TOTAL TIME: Prep: 1-1/2 hours + chilling Bake: 10 min./batch + cooling YIELD:96 servings
- 1 cup butter, softened
- 2/3 cup packed brown sugar
- 2/3 cup light corn syrup
- 1/3 cup honey
- 1 teaspoon grated lemon peel
- 4-1/2 cups all-purpose flour
- 1 teaspoon salt
- 1 teaspoon baking soda
- 1 teaspoon ground cinnamon
- 3/4 teaspoon ground ginger
- 1-1/2 cups confectioners' sugar
- 1 to 2 tablespoons water
- Colored sugar, optional
- 1. In a large bowl, cream butter and brown sugar until light and fluffy. Gradually add corn syrup, honey and lemon peel. Combine the flour, salt, baking soda, cinnamon and ginger; gradually add to creamed mixture and mix well. Cover and refrigerate for 2 hours or until easy to handle.
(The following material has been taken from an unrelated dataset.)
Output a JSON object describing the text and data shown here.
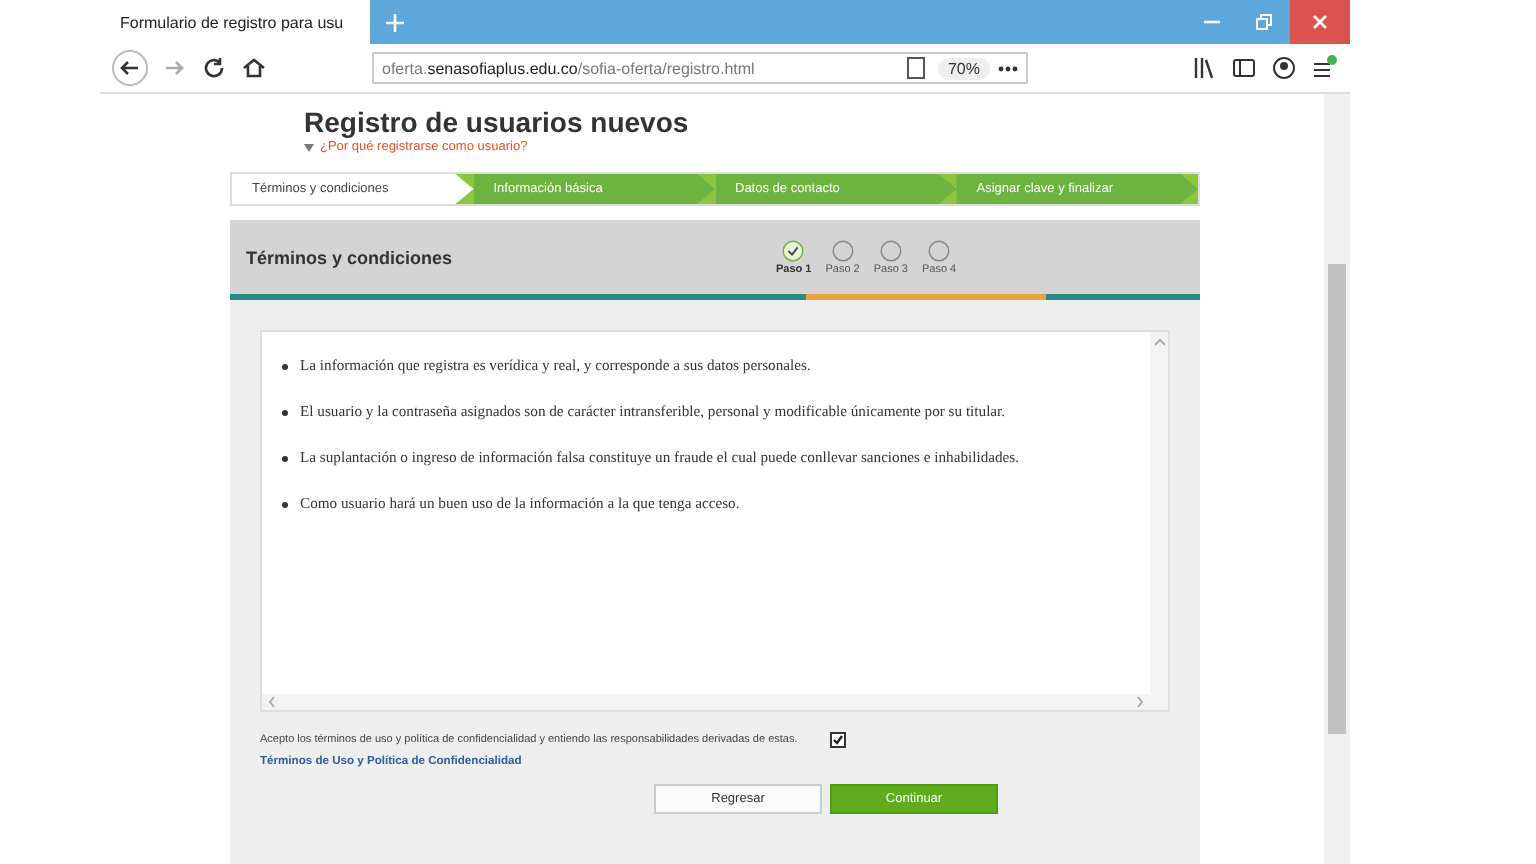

- 2. Divide dough into fourths. On a lightly floured surface, roll one portion to 1/8-in. thickness. Cut into desired shapes with floured 2-in. cookie cutters. Place 2 in. apart on greased baking sheets. Bake at 350° for 8-10 minutes or until light golden brown. Remove to wire racks to cool. Repeat with remaining dough.
- 3. For frosting, in a small bowl, combine confectioners' sugar and enough water to achieve desired consistency. Spread over cookies. Sprinkle with colored sugar if desired. Yield: about 8 dozen.
Sweet White Wine
Enjoy this recipe with a sweet white wine such as Moscato or a sweet Riesling.